Para crear confusión y como espectáculo distractor, la FGR decidió imputar al exfiscal Murillo Karam, creyendo que esta detención apaciguaría al público por lo menos temporalmente. Pero como todo lo que hace la FGR, hasta eso estuvo mal ejecutado. El GIEI ha denunciado, en su último informe, que hubo precipitación en esa acción, con consecuencias legales imprevisibles; que falta validar las capturas de pantalla de las conversaciones filtradas la semana pasada que demuestran la colusión entre criminales, autoridades y militares, y que debe concluirse una investigación que se ha prolongado mucho por la resistencia del ejército a entregar información clave.

La salida en falso en el caso Ayotzinapa está ya causando la indignación de las familias de víctimas y del movimiento de estudiantes normalistas rurales. La radicalización de una parte del movimiento ha llevado a airadas y riesgosas protestas en instalaciones militares.
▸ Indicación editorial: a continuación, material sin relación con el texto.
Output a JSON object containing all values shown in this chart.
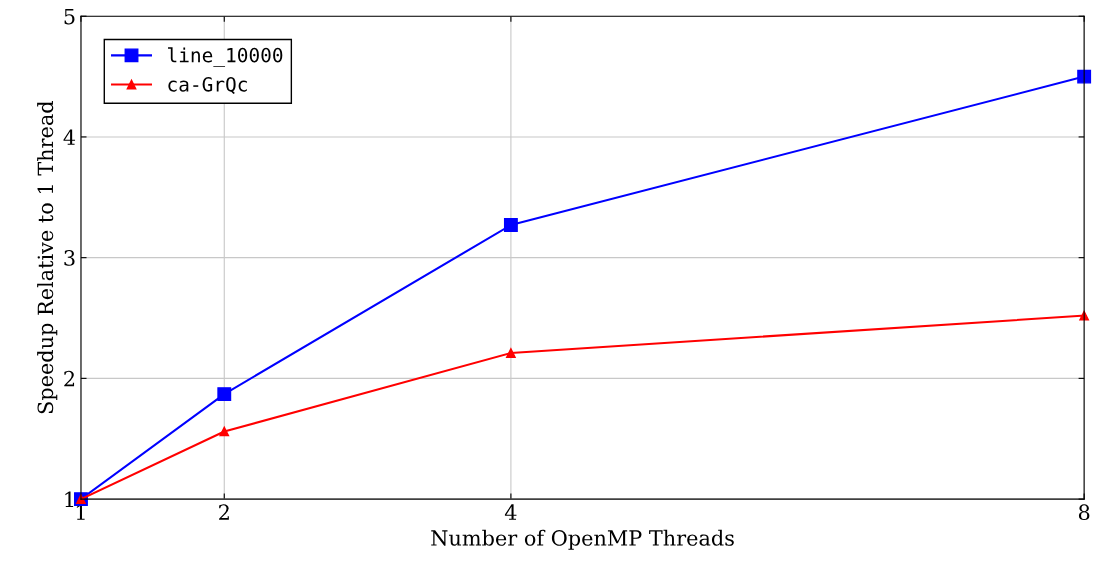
{
  "chart_data": {
    "type": "line",
    "xlabel": "Number of OpenMP Threads",
    "ylabel": "Speedup Relative to 1 Thread",
    "x": [
      1,
      2,
      4,
      8
    ],
    "series": [
      {
        "name": "line_10000",
        "color": "#0000ff",
        "marker": "square",
        "values": [
          1,
          1.87,
          3.27,
          4.5
        ]
      },
      {
        "name": "ca-GrQc",
        "color": "#ff0000",
        "marker": "triangle",
        "values": [
          1,
          1.56,
          2.21,
          2.52
        ]
      }
    ],
    "xlim": [
      1,
      8
    ],
    "xticks": [
      1,
      2,
      4,
      8
    ],
    "ylim": [
      1,
      5
    ],
    "yticks": [
      1,
      2,
      3,
      4,
      5
    ],
    "grid": true,
    "legend": "top left",
    "line_style": "solid"
  }
}
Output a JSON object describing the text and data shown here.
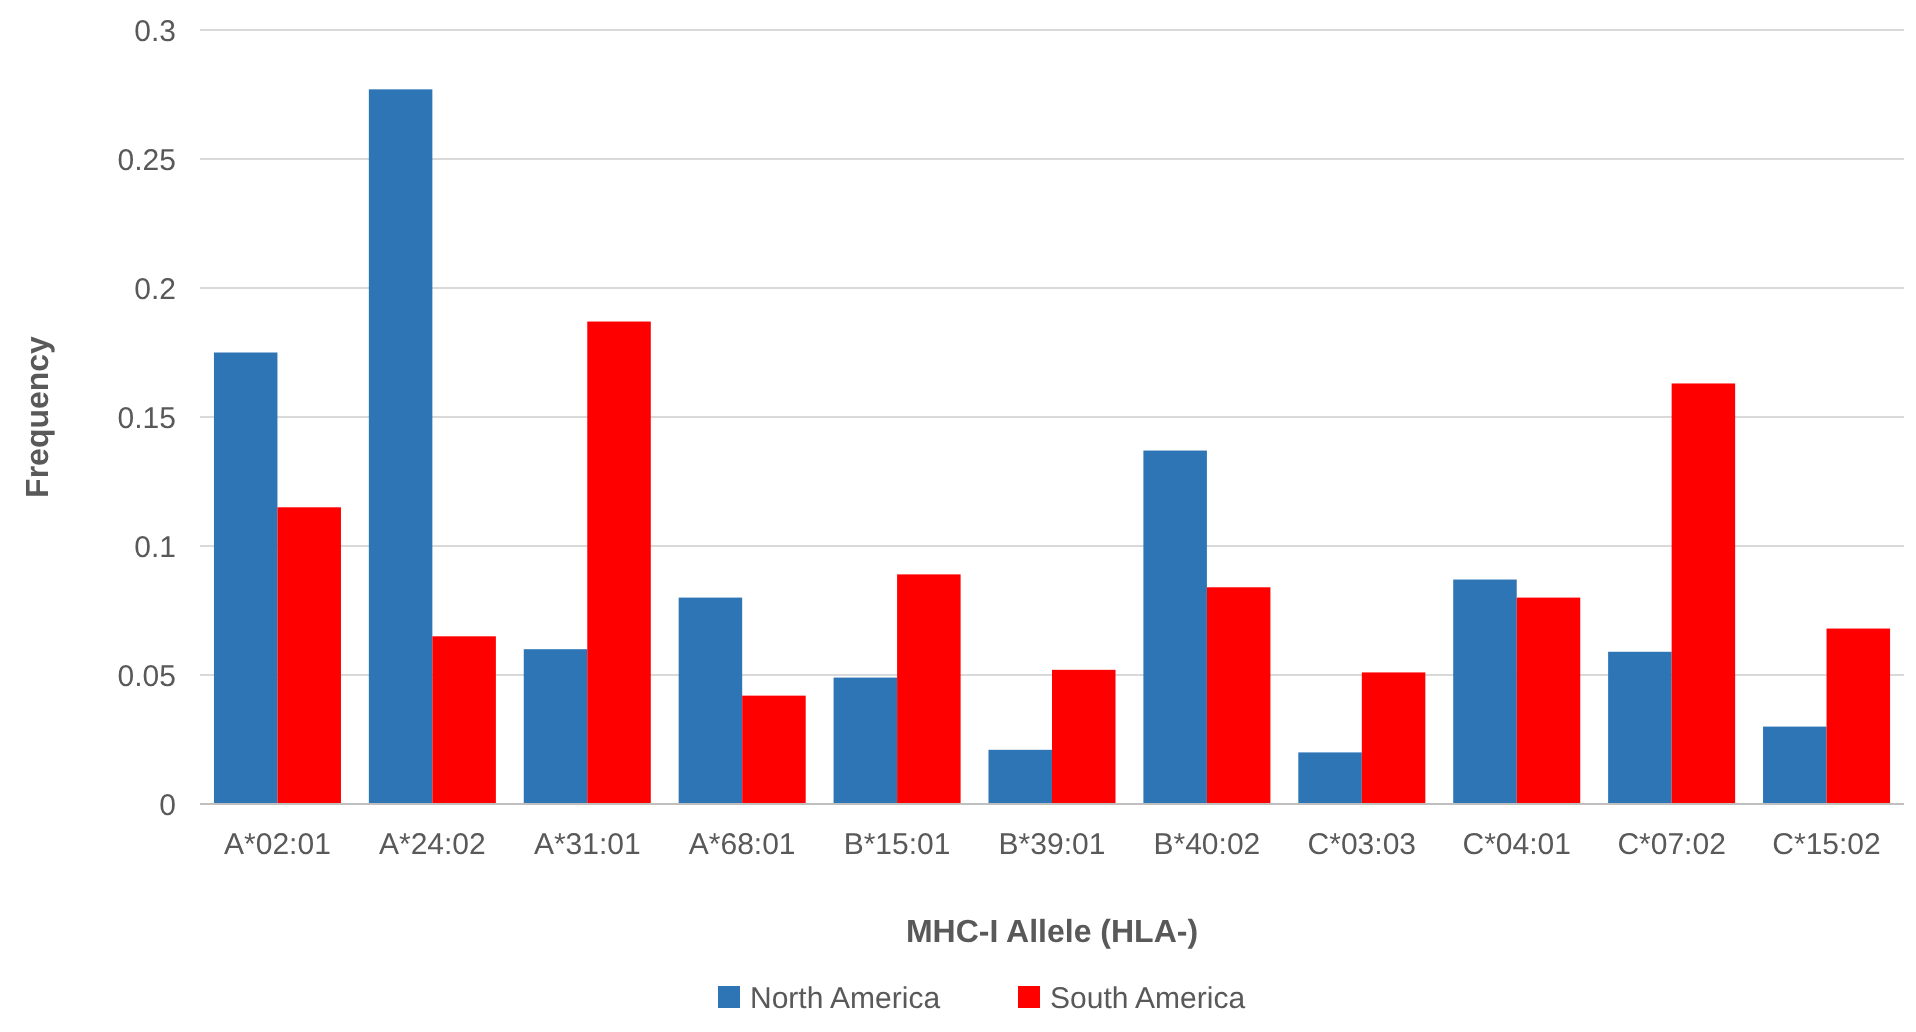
{
  "chart_data": {
    "type": "bar",
    "xlabel": "MHC-I Allele (HLA-)",
    "ylabel": "Frequency",
    "categories": [
      "A*02:01",
      "A*24:02",
      "A*31:01",
      "A*68:01",
      "B*15:01",
      "B*39:01",
      "B*40:02",
      "C*03:03",
      "C*04:01",
      "C*07:02",
      "C*15:02"
    ],
    "series": [
      {
        "name": "North America",
        "color": "#2e75b6",
        "values": [
          0.175,
          0.277,
          0.06,
          0.08,
          0.049,
          0.021,
          0.137,
          0.02,
          0.087,
          0.059,
          0.03
        ]
      },
      {
        "name": "South America",
        "color": "#ff0000",
        "values": [
          0.115,
          0.065,
          0.187,
          0.042,
          0.089,
          0.052,
          0.084,
          0.051,
          0.08,
          0.163,
          0.068
        ]
      }
    ],
    "ylim": [
      0,
      0.3
    ],
    "yticks": [
      0,
      0.05,
      0.1,
      0.15,
      0.2,
      0.25,
      0.3
    ],
    "grid": "y",
    "legend": "bottom"
  }
}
Este proceso está coincidiendo en el tiempo con otros movimientos de normales rurales con agenda propia, centrada en el descuido de sus instalaciones y la carencia de recursos humanos y financieros; con un descontento creciente en universidades públicas ante la falta de atención a denuncias de abusos contras cientos de estudiantes mujeres, ante la precariedad de la infraestructura, la falta de profesores y el autoritarismo interno, ejemplos de lo cual son las protestas recientes en la UNAM, el IPN y universidades de provincia; y, aunque aun no es visible, un creciente descontento de miles de profesores de asignatura con alta formación que no encuentran empleo de tiempo completo, dado que los viejos profesores tienen todos los incentivos para no jubilarse; en fin, se está configurando un cóctel explosivo que puede dar lugar a un movimiento estudiantil de carácter nacional que incluiría la solidaridad con Ayotzinapa y sumaría su propia agenda de democratización y de atención seria a la educación superior.
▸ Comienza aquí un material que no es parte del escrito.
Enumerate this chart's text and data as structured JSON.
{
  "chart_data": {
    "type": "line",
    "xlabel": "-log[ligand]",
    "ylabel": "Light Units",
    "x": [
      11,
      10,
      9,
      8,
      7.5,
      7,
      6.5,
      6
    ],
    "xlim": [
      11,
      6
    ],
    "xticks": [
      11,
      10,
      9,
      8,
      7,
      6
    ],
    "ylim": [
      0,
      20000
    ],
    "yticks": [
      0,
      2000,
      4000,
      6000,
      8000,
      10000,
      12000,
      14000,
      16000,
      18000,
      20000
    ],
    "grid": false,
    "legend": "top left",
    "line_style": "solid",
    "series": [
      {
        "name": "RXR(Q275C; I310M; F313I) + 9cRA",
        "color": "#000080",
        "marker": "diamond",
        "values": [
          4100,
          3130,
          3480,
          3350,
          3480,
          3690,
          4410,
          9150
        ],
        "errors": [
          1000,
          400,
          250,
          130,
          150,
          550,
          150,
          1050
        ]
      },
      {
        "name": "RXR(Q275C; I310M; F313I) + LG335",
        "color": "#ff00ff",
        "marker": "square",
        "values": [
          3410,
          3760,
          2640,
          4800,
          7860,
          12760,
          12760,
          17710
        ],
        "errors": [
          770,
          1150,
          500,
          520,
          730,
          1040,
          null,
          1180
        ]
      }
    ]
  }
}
Esta crisis todavía coyuntural tiene un espacio de salida en la reformulación de la reforma constitucional que pretende extender hasta el 2028 la militarización plena de la Guardia Nacional. La reforma se aprobó en la Cámara de Diputados a un altísimo costo para el Gobierno, el que, después de demostrar la corrupción monumental del líder del PRI y amenazar con quitarle el fuero y procesarlo penalmente, y tener listos otros escándalos contra el resto del liderazgo priista en las dos cámaras, ha reculado vergonzosamente una vez que los priistas se disciplinaron.
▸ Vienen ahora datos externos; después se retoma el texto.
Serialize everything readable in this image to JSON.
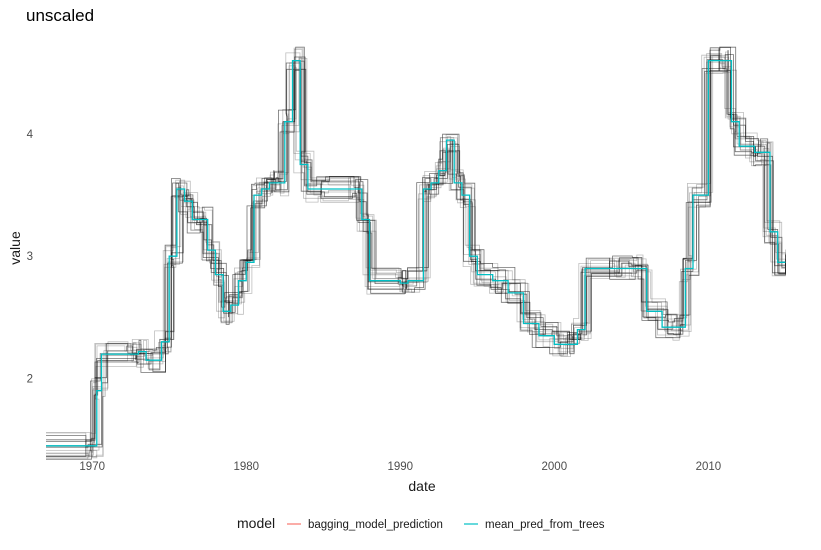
{
  "chart_data": {
    "type": "line",
    "title": "unscaled",
    "xlabel": "date",
    "ylabel": "value",
    "xlim": [
      1967,
      2015.3
    ],
    "ylim": [
      1.35,
      4.85
    ],
    "x_ticks": [
      1970,
      1980,
      1990,
      2000,
      2010
    ],
    "y_ticks": [
      2,
      3,
      4
    ],
    "grid": false,
    "legend": {
      "title": "model",
      "position": "bottom",
      "entries": [
        {
          "name": "bagging_model_prediction",
          "color": "#F8766D"
        },
        {
          "name": "mean_pred_from_trees",
          "color": "#00BFC4"
        }
      ]
    },
    "series": [
      {
        "name": "mean_pred_from_trees",
        "color": "#00BFC4",
        "x": [
          1967.0,
          1970.0,
          1970.3,
          1970.6,
          1972.5,
          1973.0,
          1973.5,
          1974.5,
          1975.0,
          1975.5,
          1976.0,
          1976.5,
          1977.0,
          1977.5,
          1978.0,
          1978.5,
          1979.0,
          1979.5,
          1980.0,
          1980.5,
          1981.0,
          1981.5,
          1982.0,
          1982.5,
          1983.0,
          1983.5,
          1984.0,
          1985.0,
          1987.0,
          1987.5,
          1988.0,
          1990.0,
          1990.5,
          1991.5,
          1992.0,
          1992.5,
          1993.0,
          1993.5,
          1994.0,
          1994.5,
          1995.0,
          1996.0,
          1997.0,
          1998.0,
          1999.0,
          2000.0,
          2001.0,
          2001.5,
          2002.0,
          2004.0,
          2005.0,
          2006.0,
          2007.0,
          2008.0,
          2008.5,
          2009.0,
          2010.0,
          2011.0,
          2011.5,
          2012.0,
          2013.0,
          2013.5,
          2014.0,
          2014.5,
          2015.0
        ],
        "y": [
          1.45,
          1.45,
          1.9,
          2.2,
          2.2,
          2.22,
          2.15,
          2.3,
          3.0,
          3.55,
          3.45,
          3.3,
          3.3,
          3.05,
          2.85,
          2.55,
          2.6,
          2.8,
          2.95,
          3.5,
          3.55,
          3.6,
          3.6,
          4.1,
          4.6,
          3.75,
          3.55,
          3.55,
          3.55,
          3.3,
          2.8,
          2.78,
          2.8,
          3.55,
          3.6,
          3.7,
          3.95,
          3.6,
          3.5,
          3.0,
          2.85,
          2.8,
          2.7,
          2.45,
          2.35,
          2.28,
          2.28,
          2.4,
          2.9,
          2.9,
          2.9,
          2.55,
          2.42,
          2.42,
          2.9,
          3.5,
          4.6,
          4.6,
          4.1,
          3.9,
          3.85,
          3.85,
          3.2,
          2.95,
          2.95
        ]
      }
    ]
  }
}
El Gobierno corroboró así que usa la justicia discrecionalmente y con fines políticos, y que su supuesta fuerza moral y su diferencia respecto al pasado es un discurso vacío. A pesar del chantaje masivo a la oposición, la reforma no pasó en el Senado, abriéndose un impasse que debe ser usado para reformular la reforma de tal forma que se garantice la vigilancia parlamentaria y civil sobre la Guardia Nacional, la creación de policías y fiscalías estatales profesionales y, de ser posible, repensar y refundar la Fiscalía general de la Nación, cuya legitimidad y supuesta autonomía han quedado borradas por completo después de los recientes acontecimientos. Aun estas reformas, si las hubiere, no atenderían el problema de fondo, nunca resuelto, del estatuto de excepción de las fuerzas armadas, cuya continuidad en medio del proceso de militarización es un riesgo inminente de politización franca y abierta del instituto armado.

Para colmo, el presidente López Obrador, en un acto reflejo irresponsable ante su derrota en el Senado, ha convocado a un “ejercicio participativo” en enero para que el “pueblo” corrobore su confianza en las Fuerzas Armadas. Tal ejercicio, no sólo ilegal sino aventurero, tendría consecuencias terribles en el escenario político. Politizaría al Ejército, convertido ya en franco y único salvador de la patria; fortalecería al Secretario de Gobernación, designado por fuera de toda norma como organizador del acto circense; y le daría motivos a López Obrador de hacer giras nacionales ahora como campeón de una justicia militarizada. Tal cosa sería un verdadero “golpe blando” a la precaria democracia mexicana: un acto de ratificación simbólica de la entrega parcial del poder al Ejército ¡en nombre de la justicia! Esperemos que el presidente recupere el sentido común antes de cometer el más grave atentado a la democracia mexicana en su breve historia.